Kita dan Luka
Cinta. Aku belum
bisa lari kemana-mana selain untuk berbicara tentang-ini. Entah apa yang orang
sebut tentang aku yang-belum-bisa-move-on, sedang aku sendiri dalam kebingungan
bahwa memang apalagi yang bisa kulakukan setelah bisa-move-on selain kembali lagi
berbicara tentang-ini dari sudut pandang yang berbeda. Dari mencari, menemukan,
merasakan, melakukan, memikirkan, berjauhan, bahkan sampai ujung yang tidak
pernah kudengar semua mengamini yaitu menyakiti, disakiti, dan pisah.
Cinta. Adalah
perayaan atas tawa bahagia, sedih dan airmata. Adalah warna dalam gelap; kelabu
dalam jingga, hitam dalam secuil putih yang terbentang dan abu-abu dalam biru
yang luas. Adalah warna dalam terang; merah dalam pelangi dan jingga
menyelimuti matahari. Adalah resah dalam jeda sementara; saat raga tak bersua,
mata tak saling bicara, telinga lama tak mendengar desah, dan bibir tak saling
merasa. Adalah gelisah dalam jarak. Adalah gunungan sabar dalam kelucuan
amarah.
Cinta. Bergerak
antara memiliki dan tidak memiliki. Harus dimiliki meski tak memaksa untuk
memiliki. Cinta. Adalah hasil matematika; pembagian. Ada cinta dia yang mesti
dibagi; keluarga dan kerja. Dan kau adalah hasil cinta di antara mama-papa dan
kertas dan pena. Dalam sepanjang senja meringkuk dan terang kembali memeluk,
tak pernah "pernah" kudapati kau tanggapi tentang-ini dengan dewasa.

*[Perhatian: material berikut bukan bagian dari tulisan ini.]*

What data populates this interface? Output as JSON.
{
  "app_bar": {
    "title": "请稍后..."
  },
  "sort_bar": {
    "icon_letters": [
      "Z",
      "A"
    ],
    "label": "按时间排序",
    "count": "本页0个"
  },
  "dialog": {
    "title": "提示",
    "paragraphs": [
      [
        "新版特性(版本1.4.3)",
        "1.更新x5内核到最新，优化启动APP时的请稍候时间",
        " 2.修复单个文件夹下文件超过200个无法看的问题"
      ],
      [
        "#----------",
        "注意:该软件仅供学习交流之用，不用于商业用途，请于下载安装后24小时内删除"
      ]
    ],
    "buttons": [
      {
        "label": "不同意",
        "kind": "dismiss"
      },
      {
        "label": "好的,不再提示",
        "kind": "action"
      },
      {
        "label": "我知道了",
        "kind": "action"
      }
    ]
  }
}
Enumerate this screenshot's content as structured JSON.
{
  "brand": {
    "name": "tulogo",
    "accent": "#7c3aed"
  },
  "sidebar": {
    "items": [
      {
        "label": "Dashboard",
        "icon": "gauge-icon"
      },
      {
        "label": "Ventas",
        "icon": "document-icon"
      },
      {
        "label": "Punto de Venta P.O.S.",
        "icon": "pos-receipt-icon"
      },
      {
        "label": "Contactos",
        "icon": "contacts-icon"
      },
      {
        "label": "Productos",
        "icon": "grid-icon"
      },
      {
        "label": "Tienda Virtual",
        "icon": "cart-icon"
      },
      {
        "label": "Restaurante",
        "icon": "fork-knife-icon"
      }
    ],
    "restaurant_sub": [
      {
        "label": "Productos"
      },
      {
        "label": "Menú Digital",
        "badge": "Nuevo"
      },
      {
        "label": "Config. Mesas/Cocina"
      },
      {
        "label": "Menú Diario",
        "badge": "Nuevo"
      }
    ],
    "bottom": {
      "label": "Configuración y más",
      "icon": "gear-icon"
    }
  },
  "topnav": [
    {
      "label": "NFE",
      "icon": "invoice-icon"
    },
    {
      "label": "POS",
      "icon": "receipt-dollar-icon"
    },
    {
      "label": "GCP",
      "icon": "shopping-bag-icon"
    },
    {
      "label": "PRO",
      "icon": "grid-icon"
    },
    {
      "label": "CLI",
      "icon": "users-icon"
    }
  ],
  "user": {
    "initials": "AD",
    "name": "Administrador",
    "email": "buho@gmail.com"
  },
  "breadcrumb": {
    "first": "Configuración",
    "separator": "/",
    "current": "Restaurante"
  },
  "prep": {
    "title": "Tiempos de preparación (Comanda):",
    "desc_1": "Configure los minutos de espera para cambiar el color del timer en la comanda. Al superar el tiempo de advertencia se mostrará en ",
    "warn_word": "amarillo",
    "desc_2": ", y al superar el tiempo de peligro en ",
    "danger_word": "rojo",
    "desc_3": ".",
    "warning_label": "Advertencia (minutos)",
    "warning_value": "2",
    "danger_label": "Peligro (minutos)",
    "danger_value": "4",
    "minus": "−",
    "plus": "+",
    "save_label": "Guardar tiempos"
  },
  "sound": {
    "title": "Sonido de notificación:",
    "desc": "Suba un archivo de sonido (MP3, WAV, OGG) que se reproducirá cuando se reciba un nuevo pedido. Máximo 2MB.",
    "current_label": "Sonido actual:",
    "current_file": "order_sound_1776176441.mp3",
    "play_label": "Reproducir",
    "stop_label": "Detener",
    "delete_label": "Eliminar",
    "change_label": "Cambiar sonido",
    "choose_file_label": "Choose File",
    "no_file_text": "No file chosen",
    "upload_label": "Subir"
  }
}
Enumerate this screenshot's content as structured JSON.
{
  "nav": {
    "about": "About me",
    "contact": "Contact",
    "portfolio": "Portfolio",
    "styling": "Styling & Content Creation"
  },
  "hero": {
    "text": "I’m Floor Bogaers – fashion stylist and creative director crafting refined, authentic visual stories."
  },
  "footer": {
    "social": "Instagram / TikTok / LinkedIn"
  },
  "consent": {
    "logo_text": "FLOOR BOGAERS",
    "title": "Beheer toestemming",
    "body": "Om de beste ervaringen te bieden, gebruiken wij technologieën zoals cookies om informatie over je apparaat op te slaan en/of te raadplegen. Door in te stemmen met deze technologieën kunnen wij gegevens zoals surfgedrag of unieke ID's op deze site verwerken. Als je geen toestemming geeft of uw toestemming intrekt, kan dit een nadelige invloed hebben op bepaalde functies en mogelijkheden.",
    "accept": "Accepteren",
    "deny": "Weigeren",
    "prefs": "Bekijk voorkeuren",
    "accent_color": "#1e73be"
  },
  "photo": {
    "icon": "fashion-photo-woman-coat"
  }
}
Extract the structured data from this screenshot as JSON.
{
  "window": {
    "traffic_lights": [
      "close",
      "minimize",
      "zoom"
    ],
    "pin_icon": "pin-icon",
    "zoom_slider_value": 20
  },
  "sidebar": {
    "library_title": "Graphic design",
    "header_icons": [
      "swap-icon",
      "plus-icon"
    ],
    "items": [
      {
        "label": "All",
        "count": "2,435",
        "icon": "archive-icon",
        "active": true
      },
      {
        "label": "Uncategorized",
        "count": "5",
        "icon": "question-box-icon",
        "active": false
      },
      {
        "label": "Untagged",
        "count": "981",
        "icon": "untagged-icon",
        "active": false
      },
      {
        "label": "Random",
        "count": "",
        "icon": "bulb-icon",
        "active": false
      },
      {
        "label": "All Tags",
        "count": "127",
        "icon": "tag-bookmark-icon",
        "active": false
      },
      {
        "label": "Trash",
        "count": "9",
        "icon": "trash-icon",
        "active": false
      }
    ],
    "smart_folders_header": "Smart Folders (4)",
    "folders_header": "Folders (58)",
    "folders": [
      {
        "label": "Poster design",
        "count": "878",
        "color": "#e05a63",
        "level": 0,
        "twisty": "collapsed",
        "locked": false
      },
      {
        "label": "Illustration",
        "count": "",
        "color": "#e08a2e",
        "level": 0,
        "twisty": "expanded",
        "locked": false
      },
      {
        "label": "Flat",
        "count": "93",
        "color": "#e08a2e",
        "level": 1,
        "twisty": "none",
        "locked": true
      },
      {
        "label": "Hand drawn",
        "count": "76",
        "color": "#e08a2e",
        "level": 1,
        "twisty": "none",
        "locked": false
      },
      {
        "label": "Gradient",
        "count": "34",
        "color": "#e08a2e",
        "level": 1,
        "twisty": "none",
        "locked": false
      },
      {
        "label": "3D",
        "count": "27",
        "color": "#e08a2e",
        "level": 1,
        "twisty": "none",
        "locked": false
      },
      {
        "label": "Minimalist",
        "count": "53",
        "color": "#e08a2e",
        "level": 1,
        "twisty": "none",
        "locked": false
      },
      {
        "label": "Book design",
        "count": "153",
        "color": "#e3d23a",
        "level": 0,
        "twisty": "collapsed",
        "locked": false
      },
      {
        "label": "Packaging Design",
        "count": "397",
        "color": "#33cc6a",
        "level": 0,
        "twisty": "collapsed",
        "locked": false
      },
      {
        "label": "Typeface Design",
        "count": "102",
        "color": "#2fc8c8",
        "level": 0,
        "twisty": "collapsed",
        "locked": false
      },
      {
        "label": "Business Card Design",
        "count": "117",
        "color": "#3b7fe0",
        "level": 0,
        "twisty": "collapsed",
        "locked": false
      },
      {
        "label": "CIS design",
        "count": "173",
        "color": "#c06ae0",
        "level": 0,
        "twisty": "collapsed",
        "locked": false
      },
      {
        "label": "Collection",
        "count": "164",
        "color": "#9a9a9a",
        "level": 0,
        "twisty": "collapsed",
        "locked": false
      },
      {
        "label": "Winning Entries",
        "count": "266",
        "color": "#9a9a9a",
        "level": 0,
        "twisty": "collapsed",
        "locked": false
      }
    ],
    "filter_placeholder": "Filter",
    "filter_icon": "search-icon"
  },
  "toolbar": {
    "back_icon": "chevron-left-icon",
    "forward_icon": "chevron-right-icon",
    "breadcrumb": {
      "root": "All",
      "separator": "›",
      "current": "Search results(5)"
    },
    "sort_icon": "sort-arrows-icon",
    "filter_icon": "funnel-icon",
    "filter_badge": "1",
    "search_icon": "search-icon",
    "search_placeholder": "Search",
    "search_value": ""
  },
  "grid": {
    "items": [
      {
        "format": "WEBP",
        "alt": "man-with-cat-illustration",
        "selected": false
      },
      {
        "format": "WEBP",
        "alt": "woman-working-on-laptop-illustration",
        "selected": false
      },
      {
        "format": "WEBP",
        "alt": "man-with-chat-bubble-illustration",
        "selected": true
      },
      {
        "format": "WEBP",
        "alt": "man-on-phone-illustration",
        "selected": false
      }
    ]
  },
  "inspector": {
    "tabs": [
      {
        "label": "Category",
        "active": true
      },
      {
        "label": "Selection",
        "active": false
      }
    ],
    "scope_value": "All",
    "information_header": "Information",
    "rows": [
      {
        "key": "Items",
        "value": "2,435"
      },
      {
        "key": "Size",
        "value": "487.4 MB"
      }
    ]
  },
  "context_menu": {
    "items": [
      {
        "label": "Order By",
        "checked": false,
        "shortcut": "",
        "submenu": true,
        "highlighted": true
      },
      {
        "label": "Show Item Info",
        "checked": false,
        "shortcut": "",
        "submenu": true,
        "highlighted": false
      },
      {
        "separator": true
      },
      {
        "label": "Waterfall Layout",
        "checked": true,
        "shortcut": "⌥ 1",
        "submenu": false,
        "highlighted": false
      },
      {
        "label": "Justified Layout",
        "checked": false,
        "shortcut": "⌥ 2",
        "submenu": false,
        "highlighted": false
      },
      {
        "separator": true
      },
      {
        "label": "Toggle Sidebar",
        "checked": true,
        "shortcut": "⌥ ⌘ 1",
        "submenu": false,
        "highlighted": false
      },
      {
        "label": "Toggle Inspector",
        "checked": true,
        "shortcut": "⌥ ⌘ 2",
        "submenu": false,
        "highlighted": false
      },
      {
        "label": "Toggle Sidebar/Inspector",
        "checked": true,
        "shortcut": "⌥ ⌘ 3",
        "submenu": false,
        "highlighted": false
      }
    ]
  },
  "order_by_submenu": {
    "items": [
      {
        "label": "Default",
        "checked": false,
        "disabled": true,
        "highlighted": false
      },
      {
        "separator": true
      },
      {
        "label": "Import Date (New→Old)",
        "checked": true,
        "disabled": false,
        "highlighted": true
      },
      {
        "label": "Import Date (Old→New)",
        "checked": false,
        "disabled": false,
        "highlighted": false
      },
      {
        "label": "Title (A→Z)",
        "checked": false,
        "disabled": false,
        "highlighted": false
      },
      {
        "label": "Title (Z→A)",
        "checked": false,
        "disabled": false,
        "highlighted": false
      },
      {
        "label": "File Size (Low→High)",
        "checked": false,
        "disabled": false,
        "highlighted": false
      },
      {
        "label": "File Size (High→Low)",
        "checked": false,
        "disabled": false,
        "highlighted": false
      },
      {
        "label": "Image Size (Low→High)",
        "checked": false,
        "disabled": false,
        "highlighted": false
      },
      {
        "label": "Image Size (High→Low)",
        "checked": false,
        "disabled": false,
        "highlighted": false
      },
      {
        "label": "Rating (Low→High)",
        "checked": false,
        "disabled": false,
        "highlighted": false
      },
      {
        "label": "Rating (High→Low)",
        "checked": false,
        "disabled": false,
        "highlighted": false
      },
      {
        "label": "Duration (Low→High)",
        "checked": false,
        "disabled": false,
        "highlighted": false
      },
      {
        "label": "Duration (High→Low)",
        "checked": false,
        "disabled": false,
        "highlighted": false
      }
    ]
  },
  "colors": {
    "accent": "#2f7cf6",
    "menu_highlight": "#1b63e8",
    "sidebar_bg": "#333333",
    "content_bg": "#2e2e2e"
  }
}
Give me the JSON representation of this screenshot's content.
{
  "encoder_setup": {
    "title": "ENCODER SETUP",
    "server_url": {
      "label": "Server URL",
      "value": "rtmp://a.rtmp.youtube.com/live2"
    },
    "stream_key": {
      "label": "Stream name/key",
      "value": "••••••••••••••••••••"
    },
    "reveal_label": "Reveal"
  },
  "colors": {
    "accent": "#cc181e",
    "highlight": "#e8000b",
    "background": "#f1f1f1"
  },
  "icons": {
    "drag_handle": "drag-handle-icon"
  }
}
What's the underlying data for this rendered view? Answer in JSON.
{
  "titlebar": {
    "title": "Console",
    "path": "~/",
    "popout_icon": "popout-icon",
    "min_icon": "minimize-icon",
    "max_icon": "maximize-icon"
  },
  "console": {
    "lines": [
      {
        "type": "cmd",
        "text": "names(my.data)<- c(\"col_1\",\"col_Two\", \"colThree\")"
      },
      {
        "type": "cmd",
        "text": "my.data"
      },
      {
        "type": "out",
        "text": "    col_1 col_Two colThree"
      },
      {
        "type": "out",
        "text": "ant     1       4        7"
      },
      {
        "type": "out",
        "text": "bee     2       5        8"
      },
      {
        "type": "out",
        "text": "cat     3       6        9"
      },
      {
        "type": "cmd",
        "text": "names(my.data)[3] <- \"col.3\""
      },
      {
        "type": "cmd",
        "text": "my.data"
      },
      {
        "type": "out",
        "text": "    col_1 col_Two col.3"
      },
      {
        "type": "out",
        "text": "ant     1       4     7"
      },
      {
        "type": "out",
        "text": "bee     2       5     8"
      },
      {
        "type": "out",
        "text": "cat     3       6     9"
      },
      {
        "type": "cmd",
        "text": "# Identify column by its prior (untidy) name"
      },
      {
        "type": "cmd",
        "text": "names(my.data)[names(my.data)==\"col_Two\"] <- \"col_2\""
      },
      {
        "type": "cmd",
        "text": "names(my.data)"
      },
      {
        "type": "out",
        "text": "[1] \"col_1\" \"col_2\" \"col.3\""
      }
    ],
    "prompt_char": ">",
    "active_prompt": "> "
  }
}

Dan karena ini, aku di sini. Di balik pintu yang berdebu, luruh dalam airmata
dan kelabu yang menyeluruh. Sedang abu-abuku; kamu, di balik daun-daun yang
jatuh, hijau yang layu, menyentuhku dalam cahaya mata bukan suara.
Aku tau kau di sini,
betapapun kau pernah menjadi udaraku. Meski sekarang tak sejengkal pula kakimu
menyentuh tanah yang lain, tetapi aku tau di sana kau memperhatikanku. Berdiri
di balik daun-daun yang akarnya lahir dari genggaman tangan, usapan keringat
dan senyum kita; dulu. Tak pernah
terpikirkan sebelumnya, aku mendapati wajah itu; garis-garis lelah mengejar
segala rela untuk melepas, menggumpal airmata yang kau timbun bagai harta,
bermain dalam pikiranmu, meratapi dunia dalam matamu yang sekarang sampai nanti
tak kaudapati lagi senyum dan peluknya; aku.
Saat segala akhir yang kita kutuki, ujung yang tak pernah kita amini itu
menghampiri, per-pisah-an. Penyelesaian yang berjalan tak pasti, membuat kita
terbiasa menikmati sedih hingga luruh kata sakti dalam sesak hati. Sekujur
tubuh tak lagi bicara perih, luka mendadak geli, dan hari menghidupkan kembali
mati. Begitu bodoh, sampai diri terbiasa menikmati sakit hati.